No Brasil, a canção popular vai se configurando de modo que os compositores de canções, ou mesmo somente os letristas, desenvolvem maneiras de fazer da palavra cantada – expressão usada por Caetano Veloso – a sua matéria-prima. Seu chão. Terreno esse repleto de poema e prosa. No entanto, essa prosódia criou um modo MPB, uma referência que em muitos casos acabou limitando a percepção, ou mesmo a potência de outros modos de entonar a palavra. O padrão estético – profundo, vigoroso, rigorosamente inventivo – revelado pelo canto de João Gilberto abriu uma fenda no modo de cantar “poesias”. (Em algumas entrevistas, João se referiu a letras de música como poesias. A poesia da canção, muitas vezes como sinônimo de a letra da canção.) O que criou uma série de imitações, de reverberações de padrões, de modos bossa nova e, posteriormente, MPB de cantar.
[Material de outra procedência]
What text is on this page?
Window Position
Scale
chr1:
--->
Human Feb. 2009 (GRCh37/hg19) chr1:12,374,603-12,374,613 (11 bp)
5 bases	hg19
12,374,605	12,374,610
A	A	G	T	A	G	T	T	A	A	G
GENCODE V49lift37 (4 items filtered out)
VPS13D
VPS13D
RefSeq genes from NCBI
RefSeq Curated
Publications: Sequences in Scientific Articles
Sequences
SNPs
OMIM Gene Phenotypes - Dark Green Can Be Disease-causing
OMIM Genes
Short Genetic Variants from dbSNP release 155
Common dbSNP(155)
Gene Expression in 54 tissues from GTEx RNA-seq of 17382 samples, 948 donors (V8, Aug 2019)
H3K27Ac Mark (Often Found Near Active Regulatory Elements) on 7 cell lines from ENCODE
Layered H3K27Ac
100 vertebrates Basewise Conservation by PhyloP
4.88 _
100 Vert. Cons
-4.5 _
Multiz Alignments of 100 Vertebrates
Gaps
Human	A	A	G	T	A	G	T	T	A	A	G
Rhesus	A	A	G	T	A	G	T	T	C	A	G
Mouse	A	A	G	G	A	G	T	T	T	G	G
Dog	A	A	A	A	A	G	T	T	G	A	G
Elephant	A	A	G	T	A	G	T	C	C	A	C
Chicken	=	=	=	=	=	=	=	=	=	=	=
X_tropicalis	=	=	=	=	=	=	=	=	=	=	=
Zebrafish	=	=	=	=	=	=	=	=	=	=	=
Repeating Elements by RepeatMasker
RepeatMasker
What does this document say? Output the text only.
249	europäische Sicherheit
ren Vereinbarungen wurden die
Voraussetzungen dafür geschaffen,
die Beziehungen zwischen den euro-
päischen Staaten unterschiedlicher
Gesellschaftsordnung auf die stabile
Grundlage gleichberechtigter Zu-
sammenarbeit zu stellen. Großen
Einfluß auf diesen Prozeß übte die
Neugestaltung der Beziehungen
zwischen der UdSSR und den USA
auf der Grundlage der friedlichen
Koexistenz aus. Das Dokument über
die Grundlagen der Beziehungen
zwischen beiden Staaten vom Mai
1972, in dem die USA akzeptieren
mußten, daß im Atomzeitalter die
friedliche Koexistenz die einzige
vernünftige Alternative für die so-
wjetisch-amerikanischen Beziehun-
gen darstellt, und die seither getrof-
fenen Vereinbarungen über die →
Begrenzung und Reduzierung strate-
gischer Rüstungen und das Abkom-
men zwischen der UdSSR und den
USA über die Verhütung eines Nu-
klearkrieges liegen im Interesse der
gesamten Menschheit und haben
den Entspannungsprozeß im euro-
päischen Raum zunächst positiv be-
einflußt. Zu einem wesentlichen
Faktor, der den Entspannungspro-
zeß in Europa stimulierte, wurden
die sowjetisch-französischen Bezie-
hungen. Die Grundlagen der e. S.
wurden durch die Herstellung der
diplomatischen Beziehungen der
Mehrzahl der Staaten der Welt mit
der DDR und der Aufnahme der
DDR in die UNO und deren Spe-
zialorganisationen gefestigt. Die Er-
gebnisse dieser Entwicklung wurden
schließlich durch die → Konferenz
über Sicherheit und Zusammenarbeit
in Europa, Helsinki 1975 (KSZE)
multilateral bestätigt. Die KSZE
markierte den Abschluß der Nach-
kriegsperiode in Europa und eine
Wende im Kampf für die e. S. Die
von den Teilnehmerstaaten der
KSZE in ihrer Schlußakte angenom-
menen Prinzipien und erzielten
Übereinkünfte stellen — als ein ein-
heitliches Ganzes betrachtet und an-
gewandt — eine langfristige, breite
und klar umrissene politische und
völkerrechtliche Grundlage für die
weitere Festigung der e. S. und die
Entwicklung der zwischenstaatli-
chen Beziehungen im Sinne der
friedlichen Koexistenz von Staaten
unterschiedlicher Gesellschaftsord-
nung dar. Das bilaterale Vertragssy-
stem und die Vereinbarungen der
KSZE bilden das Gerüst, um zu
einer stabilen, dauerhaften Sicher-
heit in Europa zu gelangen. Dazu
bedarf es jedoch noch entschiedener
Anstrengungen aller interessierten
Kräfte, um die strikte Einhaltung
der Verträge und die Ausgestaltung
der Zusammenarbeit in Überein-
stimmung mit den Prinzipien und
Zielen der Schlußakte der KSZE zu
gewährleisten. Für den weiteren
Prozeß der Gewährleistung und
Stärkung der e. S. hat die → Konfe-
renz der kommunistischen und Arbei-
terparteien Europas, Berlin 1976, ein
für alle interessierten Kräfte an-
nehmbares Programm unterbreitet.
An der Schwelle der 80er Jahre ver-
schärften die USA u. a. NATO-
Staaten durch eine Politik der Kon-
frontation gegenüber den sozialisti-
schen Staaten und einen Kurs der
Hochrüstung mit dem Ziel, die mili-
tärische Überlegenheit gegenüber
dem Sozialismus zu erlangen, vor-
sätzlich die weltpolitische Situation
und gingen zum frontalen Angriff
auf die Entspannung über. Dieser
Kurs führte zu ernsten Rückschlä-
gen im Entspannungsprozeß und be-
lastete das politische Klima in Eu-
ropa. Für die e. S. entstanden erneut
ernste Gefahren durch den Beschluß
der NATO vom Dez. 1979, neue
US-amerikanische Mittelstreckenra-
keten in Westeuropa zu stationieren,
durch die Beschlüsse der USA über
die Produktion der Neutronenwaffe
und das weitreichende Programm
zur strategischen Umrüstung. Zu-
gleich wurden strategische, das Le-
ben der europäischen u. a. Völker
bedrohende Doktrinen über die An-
Com sorte, essa fenda foi se alargando e pudemos ver/ouvir invenção em cantos tão díspares quanto os presentes na prosódia do funk, do sertanejo, do rap, entre a fala mais ríspida e a entonação melódica, do brega, dos cantos de matriz africana, como os presentes nos grupos Metá Metá e Bongar, ou na experiência de Juçara Marçal com Cadu Tenório no álbum Anganga (quintavant/qtv, 2015), ao reinterpretar vissungos (cantos de trabalho) e cantos do Congado Mineiro.

Ainda há outro movimento da entonação, vinda da experiência mais investigativa-poética do grupo Rumo, e de artistas como Itamar Assumpção e Arrigo Barnabé. Falar é cantar. De outro ponto, a voz de Milton Nascimento, a de Naná Vasconcelos, enquanto voz-corpo, é um modo de falar o canto, expandir a palavra enquanto texto – texto poético, de sentido múltiplo. Falar é cantar, vocalizar é cantar, grunhir, gemer também são formas de cantar. O corpo fala e canta.